Hamburg. Der vergangene Sonntag war wieder einer der Tage, die Jörn-Uwe Lommel die Grenzen seines Handelns bewusst machen. Nur 13:15 hatten seine ägyptischen Handballer beim WM-Vorbereitungsturnier in Murcia zur Halbzeit gegen Gastgeber Spanien zurückgelegen, sie hatten sich wacker geschlagen wie zuvor gegen Weißrussland (28:28) und Montenegro (28:29). "Das sah richtig gut aus", sagt der Trainer, "aber dann haben wir die Bremse reingehauen." Und so fiel die Niederlage gegen den einstigen Weltmeister mit 21:37 noch ziemlich schmerzhaft aus.

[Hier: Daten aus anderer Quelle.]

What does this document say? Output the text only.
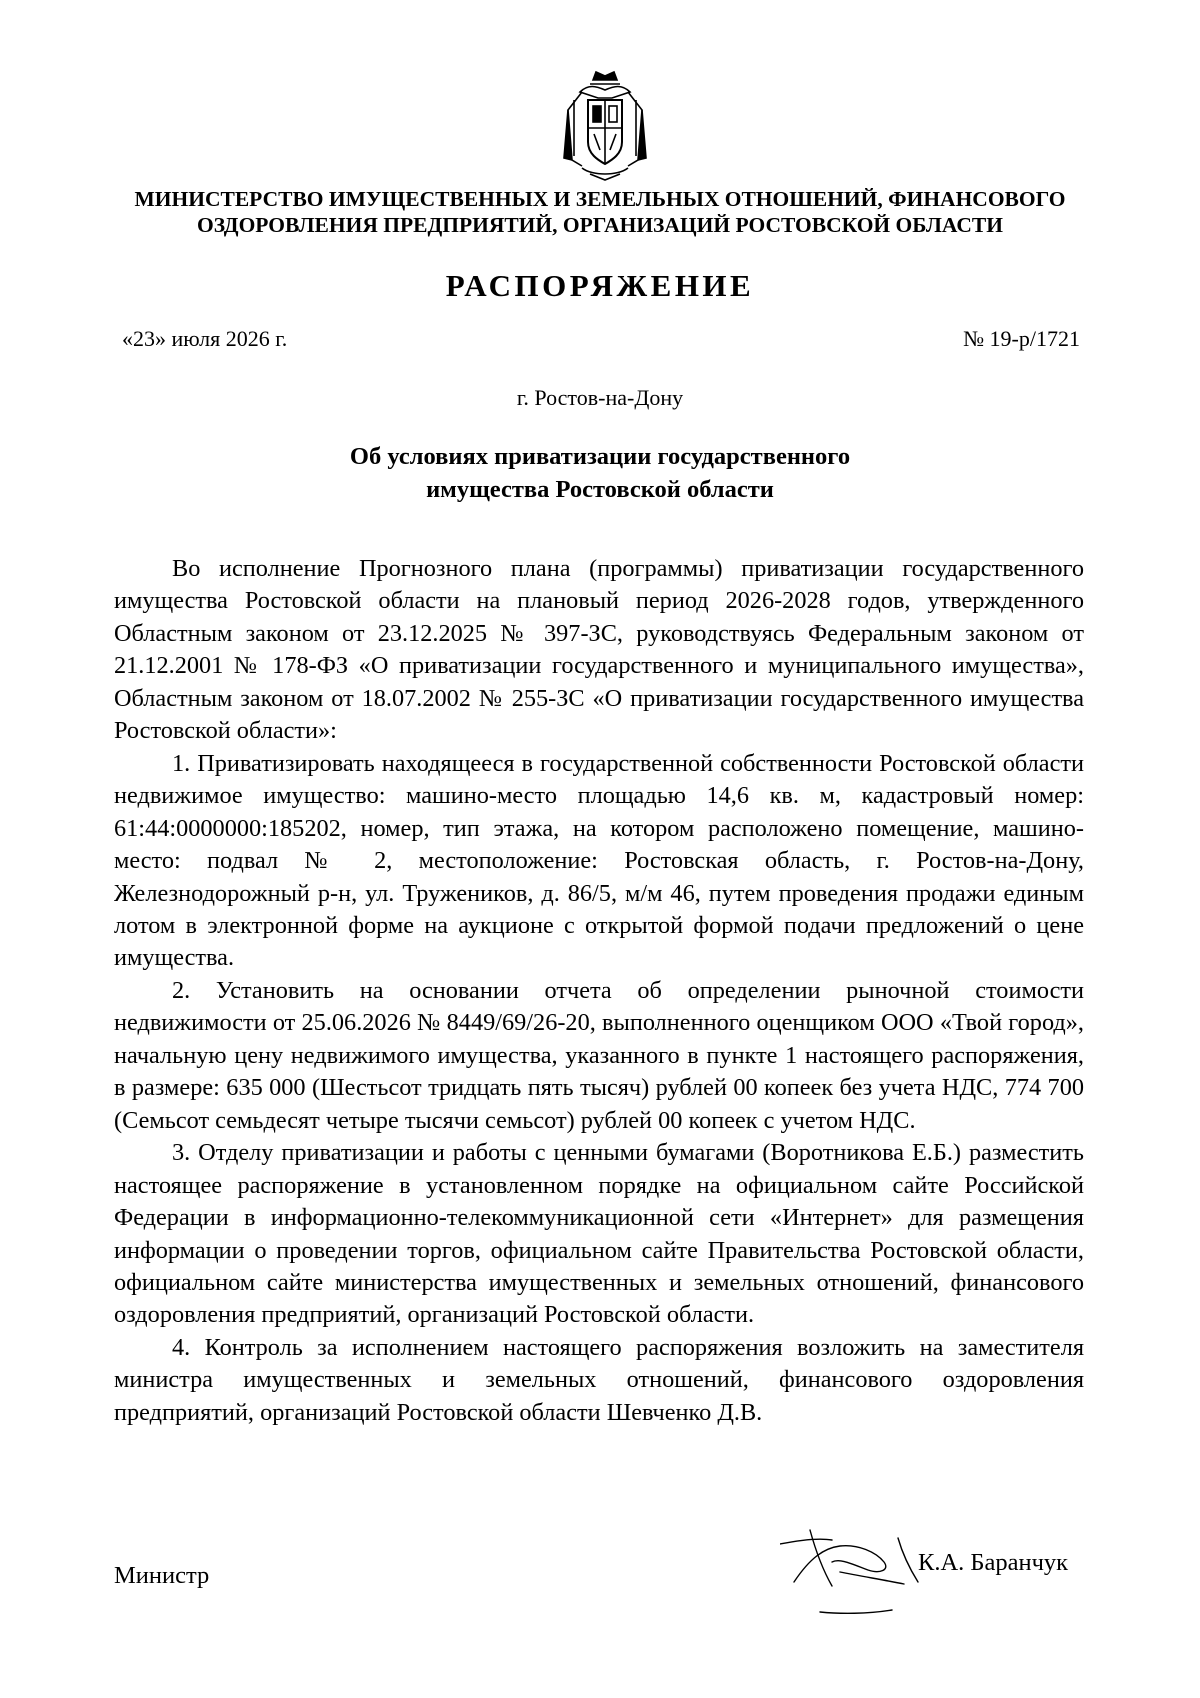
МИНИСТЕРСТВО ИМУЩЕСТВЕННЫХ И ЗЕМЕЛЬНЫХ ОТНОШЕНИЙ, ФИНАНСОВОГО
ОЗДОРОВЛЕНИЯ ПРЕДПРИЯТИЙ, ОРГАНИЗАЦИЙ РОСТОВСКОЙ ОБЛАСТИ
РАСПОРЯЖЕНИЕ
«23» июля 2026 г.	№ 19-р/1721
г. Ростов-на-Дону
Об условиях приватизации государственного
имущества Ростовской области

Во исполнение Прогнозного плана (программы) приватизации государственного имущества Ростовской области на плановый период 2026-2028 годов, утвержденного Областным законом от 23.12.2025 № 397-ЗС, руководствуясь Федеральным законом от 21.12.2001 № 178-ФЗ «О приватизации государственного и муниципального имущества», Областным законом от 18.07.2002 № 255-ЗС «О приватизации государственного имущества Ростовской области»:

1. Приватизировать находящееся в государственной собственности Ростовской области недвижимое имущество: машино-место площадью 14,6 кв. м, кадастровый номер: 61:44:0000000:185202, номер, тип этажа, на котором расположено помещение, машино-место: подвал № 2, местоположение: Ростовская область, г. Ростов-на-Дону, Железнодорожный р-н, ул. Тружеников, д. 86/5, м/м 46, путем проведения продажи единым лотом в электронной форме на аукционе с открытой формой подачи предложений о цене имущества.

2. Установить на основании отчета об определении рыночной стоимости недвижимости от 25.06.2026 № 8449/69/26-20, выполненного оценщиком ООО «Твой город», начальную цену недвижимого имущества, указанного в пункте 1 настоящего распоряжения, в размере: 635 000 (Шестьсот тридцать пять тысяч) рублей 00 копеек без учета НДС, 774 700 (Семьсот семьдесят четыре тысячи семьсот) рублей 00 копеек с учетом НДС.

3. Отделу приватизации и работы с ценными бумагами (Воротникова Е.Б.) разместить настоящее распоряжение в установленном порядке на официальном сайте Российской Федерации в информационно-телекоммуникационной сети «Интернет» для размещения информации о проведении торгов, официальном сайте Правительства Ростовской области, официальном сайте министерства имущественных и земельных отношений, финансового оздоровления предприятий, организаций Ростовской области.

4. Контроль за исполнением настоящего распоряжения возложить на заместителя министра имущественных и земельных отношений, финансового оздоровления предприятий, организаций Ростовской области Шевченко Д.В.

Министр	К.А. Баранчук
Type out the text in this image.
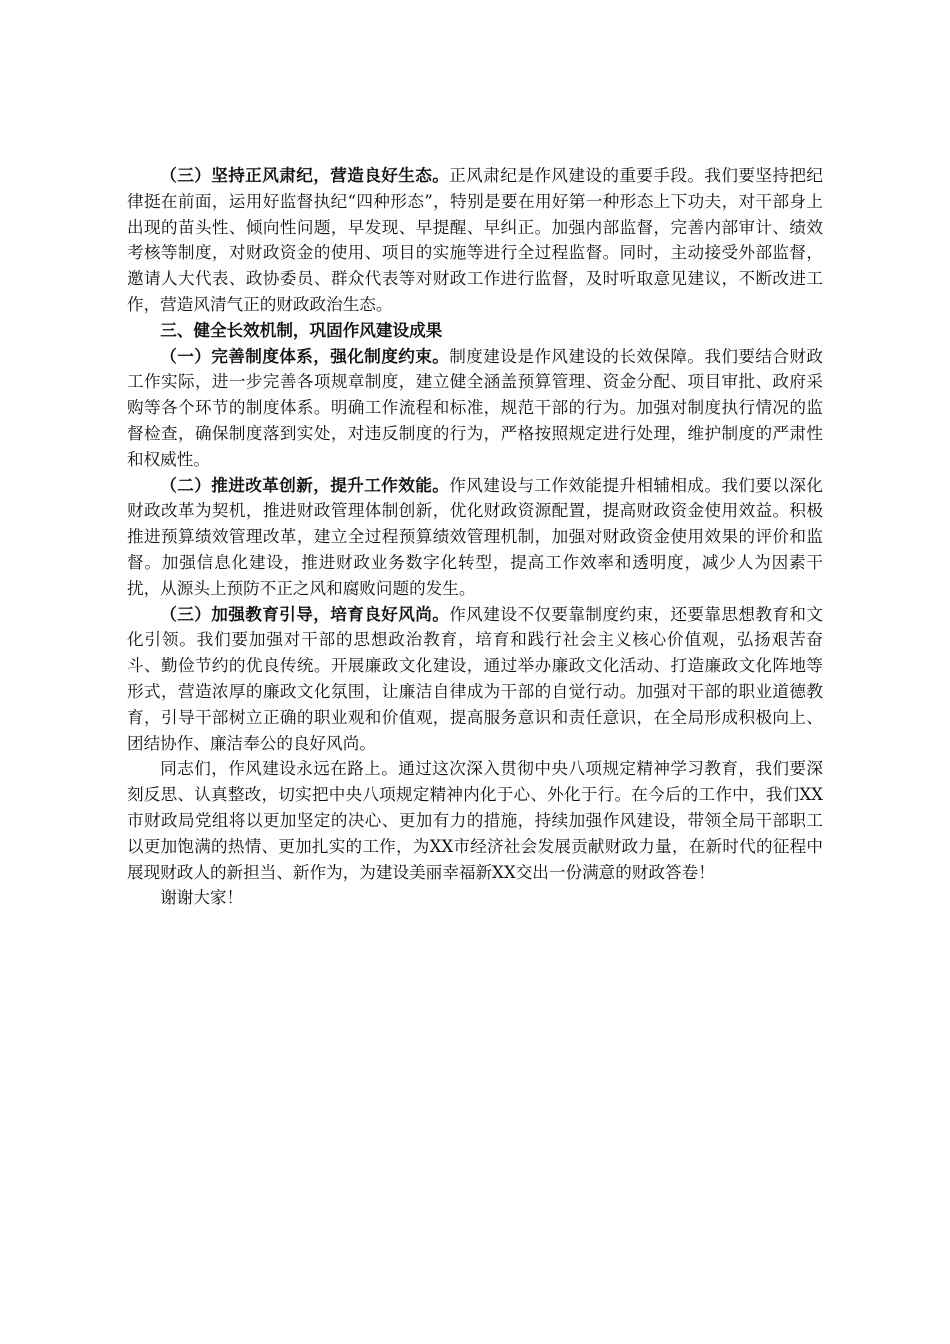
（三）坚持正风肃纪，营造良好生态。正风肃纪是作风建设的重要手段。我们要坚持把纪律挺在前面，运用好监督执纪“四种形态”，特别是要在用好第一种形态上下功夫，对干部身上出现的苗头性、倾向性问题，早发现、早提醒、早纠正。加强内部监督，完善内部审计、绩效考核等制度，对财政资金的使用、项目的实施等进行全过程监督。同时，主动接受外部监督，邀请人大代表、政协委员、群众代表等对财政工作进行监督，及时听取意见建议，不断改进工作，营造风清气正的财政政治生态。

三、健全长效机制，巩固作风建设成果

（一）完善制度体系，强化制度约束。制度建设是作风建设的长效保障。我们要结合财政工作实际，进一步完善各项规章制度，建立健全涵盖预算管理、资金分配、项目审批、政府采购等各个环节的制度体系。明确工作流程和标准，规范干部的行为。加强对制度执行情况的监督检查，确保制度落到实处，对违反制度的行为，严格按照规定进行处理，维护制度的严肃性和权威性。

（二）推进改革创新，提升工作效能。作风建设与工作效能提升相辅相成。我们要以深化财政改革为契机，推进财政管理体制创新，优化财政资源配置，提高财政资金使用效益。积极推进预算绩效管理改革，建立全过程预算绩效管理机制，加强对财政资金使用效果的评价和监督。加强信息化建设，推进财政业务数字化转型，提高工作效率和透明度，减少人为因素干扰，从源头上预防不正之风和腐败问题的发生。

（三）加强教育引导，培育良好风尚。作风建设不仅要靠制度约束，还要靠思想教育和文化引领。我们要加强对干部的思想政治教育，培育和践行社会主义核心价值观，弘扬艰苦奋斗、勤俭节约的优良传统。开展廉政文化建设，通过举办廉政文化活动、打造廉政文化阵地等形式，营造浓厚的廉政文化氛围，让廉洁自律成为干部的自觉行动。加强对干部的职业道德教育，引导干部树立正确的职业观和价值观，提高服务意识和责任意识，在全局形成积极向上、团结协作、廉洁奉公的良好风尚。

同志们，作风建设永远在路上。通过这次深入贯彻中央八项规定精神学习教育，我们要深刻反思、认真整改，切实把中央八项规定精神内化于心、外化于行。在今后的工作中，我们XX市财政局党组将以更加坚定的决心、更加有力的措施，持续加强作风建设，带领全局干部职工以更加饱满的热情、更加扎实的工作，为XX市经济社会发展贡献财政力量，在新时代的征程中展现财政人的新担当、新作为，为建设美丽幸福新XX交出一份满意的财政答卷！

谢谢大家！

Lommel, 52, grämt sich darüber nicht. Niemand soll in Ägypten nach dem Gewinn der Olympischen Jugendspiele im vergangenen Sommer auf den Gedanken kommen, seine Mannschaft könne von morgen an in Schweden auch bei den Großen um den Titel kämpfen. Für das WM-Auftaktspiel gegen sein Heimatland morgen (18.15 Uhr/ARD) hat der deutsche Trainer deshalb ein bescheidenes Ziel formuliert: "Wir wollen uns nicht schlachten lassen."

Das klingt allzu verhalten für ein Team, das seit 1993 keine Weltmeisterschaft mehr verpasst hat und vor zehn Jahren sogar im Halbfinale stand. Seither habe man ein wenig den Anschluss verloren. Schon bei seiner ersten Amtszeit als Nationaltrainer zwischen 2003 und 2005 hoffte Lommel vergeblich, dass es mal wieder ein Rückraumspieler mit Gardemaß in die Auswahl schaffte: "Uns fehlen da ganze Jahrgänge."

Mit drei Vereinen stieg der frühere Nationalspieler in die Bundesliga auf, zuletzt 2007 mit den Füchsen Berlin. Die Bedingungen, unter denen er jetzt arbeitet, seit er vom Nachwuchs- zum ägyptischen Cheftrainer aufrückte, sind, vorsichtig ausgedrückt, bescheidener. Es fehle an medizinischer Versorgung und an Gerätschaften, wissenschaftliche Trainingssteuerung sei praktisch unbekannt. Und doch sagt Lommel: "Es ist einer der besten Jobs, die es im Welthandball gibt."

Weil der einstige Star der Mannschaft, Hussein Zaky, 31, seine Karriere für Petrodollars in Dubai ausklingen lässt und andere Spieler verletzt fehlen, sei das verbliebene Nationalteam - im Durchschnitt knapp 23 Jahre jung - zu unerfahren, um dem Druck einer WM standzuhalten. Kein Einziger von ihnen spielt aktuell in einer bedeutenden europäischen Meisterschaft. Der letzte ägyptische Profihandballer in Deutschland war Hany El Fakharany bei den Füchsen Berlin. Vereinstrainer damals: Jörn-Uwe Lommel.